The composition derives from an engraving by Girolamo Olgiati of 1569. In that, the original inscriptions are preserved: (on the banner, above) 'Hoc Monstrum generat, tum perficit ignis, et Azoch' and (on the tablet, below) 'Quidquid in Arte sacra, doctissima Turba [Philo]sophor[um] Scripsit, mysterius plena Figura notat; Materia in uarias formas, mutata uidetur, Ast optata, scienti, unica, et efficitur'. The first inscription means: 'This produces raw matter, while fire and mercury perfect it [the united action of fire and quicksilver being believed to transform raw matter into the 'philosopher's stone'].' The Turba Philosophorum referred to in the second is one of the earliest Latin alchemical texts, translated from Arabic and probably dating from at least the tenth century. It introduced many of the key themes of the alchemical tradition and was often quoted in later writings.
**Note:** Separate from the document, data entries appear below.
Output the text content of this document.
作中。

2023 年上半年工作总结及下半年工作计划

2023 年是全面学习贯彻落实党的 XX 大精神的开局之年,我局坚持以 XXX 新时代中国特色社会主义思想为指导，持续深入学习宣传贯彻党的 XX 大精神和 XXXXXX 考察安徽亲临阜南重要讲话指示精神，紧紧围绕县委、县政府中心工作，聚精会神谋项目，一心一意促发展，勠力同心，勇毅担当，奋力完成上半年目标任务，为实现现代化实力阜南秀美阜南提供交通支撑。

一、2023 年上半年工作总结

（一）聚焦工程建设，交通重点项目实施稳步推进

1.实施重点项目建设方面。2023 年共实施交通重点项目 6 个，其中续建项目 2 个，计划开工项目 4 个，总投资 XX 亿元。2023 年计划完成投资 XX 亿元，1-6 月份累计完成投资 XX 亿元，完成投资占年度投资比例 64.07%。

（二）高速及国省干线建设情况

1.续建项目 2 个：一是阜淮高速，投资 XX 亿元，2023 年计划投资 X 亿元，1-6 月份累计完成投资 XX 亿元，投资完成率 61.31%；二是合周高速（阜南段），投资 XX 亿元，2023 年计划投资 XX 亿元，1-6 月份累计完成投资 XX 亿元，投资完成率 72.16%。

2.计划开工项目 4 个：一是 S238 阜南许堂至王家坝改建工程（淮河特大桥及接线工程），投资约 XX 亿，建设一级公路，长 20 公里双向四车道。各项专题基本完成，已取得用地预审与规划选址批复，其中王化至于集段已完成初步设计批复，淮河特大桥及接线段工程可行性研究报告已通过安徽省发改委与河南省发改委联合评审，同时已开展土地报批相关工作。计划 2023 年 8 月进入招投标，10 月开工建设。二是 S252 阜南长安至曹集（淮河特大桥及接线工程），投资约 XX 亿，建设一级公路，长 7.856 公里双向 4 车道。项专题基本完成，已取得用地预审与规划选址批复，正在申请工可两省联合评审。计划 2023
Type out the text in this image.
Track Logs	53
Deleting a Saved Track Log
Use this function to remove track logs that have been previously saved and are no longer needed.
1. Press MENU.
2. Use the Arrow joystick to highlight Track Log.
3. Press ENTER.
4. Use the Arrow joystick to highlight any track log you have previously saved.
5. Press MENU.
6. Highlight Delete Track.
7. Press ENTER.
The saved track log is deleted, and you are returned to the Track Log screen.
The imagery derives from Orphic tradition, a cult dating from the archaic Greek period onwards and associated with the worship of Dionysus, mixed with Pythagorean philosophy and some Near Eastern and Egyptian beliefs. The Orphic poems that form the basis for the cult are mainly theogonies (although many refer mystery cults and initiatory rites, with an apparent especial connection with Eleusis and subsequently Mithraism) based upon that of Hesiod, but radically altered. Depicted in the present work is Phanes, the central figure of Orphic worship, who emerged from the Cosmic Egg as the child of Nyx [Night], who had borne the Egg without recourse to any male element. Phanes was succeeded by Zeus, who was in turn succeeded by Dionysus, who alone of all gods could intercede on man's behalf with Persephone after death.
Phanes was a tripartite god, also known Metis and Ericapaeus, the three being aspects of one Power, and represented here by the figure's three faces. In the Renaissance, the imagery of Phanes was associated with Aeon, the Hellenistic god of Time, who is often shown in the centre of the zodiac wheel, turning it with one hand; Olgiati's image, however, perhaps draws more on the Creator status and somewhat protean nature of the god, thereby linking him with alchemical thought and tradition. Most directly, however, this composition derives from an ancient bas relief now in the Galerie e Museo Estense, Modena, that shows Phanes emerging from the Cosmic Egg, surrounded by the four winds and the twelve signs of the zodiac. The similarities with the present figure are clear: a serpent coils itself about his body, while the heads of a goat, lion and ram are visible between the serpent's coils, and from Phanes' shoulders emerge the horns of a crescent moon, behind which are his wings; in his right hand he wields a thunderbolt, and in his left he holds a staff.